Imports from Iran rose to 1.28 million barrels a day in February from 1.13 million barrels in January, the Paris-based adviser to 28 oil-consuming nations said in a report Wednesday. U.S. rules took effect last month that require importers to pay in local currencies kept in escrow accounts, the agency said.
The U.S. and allies are restricting Iran’s oil exports to pressure the government in Tehran to stop enriching uranium. Negotiators will meet in Kazakhstan next month to discuss steps toward an agreement on Iran’s nuclear program.
“The only thing clear is that the current stalemate between Iran and the West is unsustainable,” the IEA said in the report. “Sooner or later, something has to give.”
Iran bought secondhand tankers to take oil to China, the IEA said, citing industry reports. The country is also ordering vessels to turn off transponders signaling ships’ locations, destinations and depths in the water, complicating the compilation of exports data, according to the agency.

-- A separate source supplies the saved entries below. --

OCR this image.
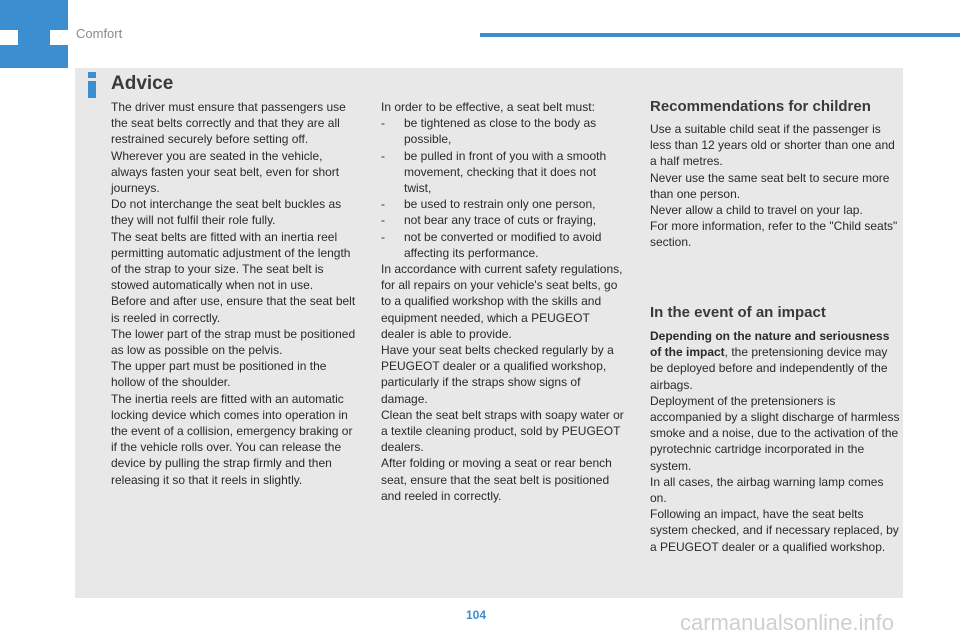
Comfort
Advice

The driver must ensure that passengers use the seat belts correctly and that they are all restrained securely before setting off.

Wherever you are seated in the vehicle, always fasten your seat belt, even for short journeys.

Do not interchange the seat belt buckles as they will not fulfil their role fully.

The seat belts are fitted with an inertia reel permitting automatic adjustment of the length of the strap to your size. The seat belt is stowed automatically when not in use.

Before and after use, ensure that the seat belt is reeled in correctly.

The lower part of the strap must be positioned as low as possible on the pelvis.

The upper part must be positioned in the hollow of the shoulder.

The inertia reels are fitted with an automatic locking device which comes into operation in the event of a collision, emergency braking or if the vehicle rolls over. You can release the device by pulling the strap firmly and then releasing it so that it reels in slightly.

In order to be effective, a seat belt must:

- be tightened as close to the body as possible,
- be pulled in front of you with a smooth movement, checking that it does not twist,
- be used to restrain only one person,
- not bear any trace of cuts or fraying,
- not be converted or modified to avoid affecting its performance.

In accordance with current safety regulations, for all repairs on your vehicle's seat belts, go to a qualified workshop with the skills and equipment needed, which a PEUGEOT dealer is able to provide.

Have your seat belts checked regularly by a PEUGEOT dealer or a qualified workshop, particularly if the straps show signs of damage.

Clean the seat belt straps with soapy water or a textile cleaning product, sold by PEUGEOT dealers.

After folding or moving a seat or rear bench seat, ensure that the seat belt is positioned and reeled in correctly.

Recommendations for children

Use a suitable child seat if the passenger is less than 12 years old or shorter than one and a half metres.

Never use the same seat belt to secure more than one person.

Never allow a child to travel on your lap.

For more information, refer to the "Child seats" section.

In the event of an impact

Depending on the nature and seriousness of the impact, the pretensioning device may be deployed before and independently of the airbags.

Deployment of the pretensioners is accompanied by a slight discharge of harmless smoke and a noise, due to the activation of the pyrotechnic cartridge incorporated in the system.

In all cases, the airbag warning lamp comes on.

Following an impact, have the seat belts system checked, and if necessary replaced, by a PEUGEOT dealer or a qualified workshop.

104	carmanualsonline.info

The shipments estimates are based on import data submitted by nations in the Organization for Economic Cooperation and Development, information from customs agencies, and news reports for individual countries, the IEA said. Tanker-tracking is the only source of information for the most current month, according to the report.
Exports will average 1.38 million barrels a day in the Iranian fiscal year starting March 21, 2013, the IEA estimates. That’s in line with the government’s budget expecting 1.3 million barrels a day, according to the report. Oil sales once accounted for half of government revenue, according to the U.S. Department of Energy.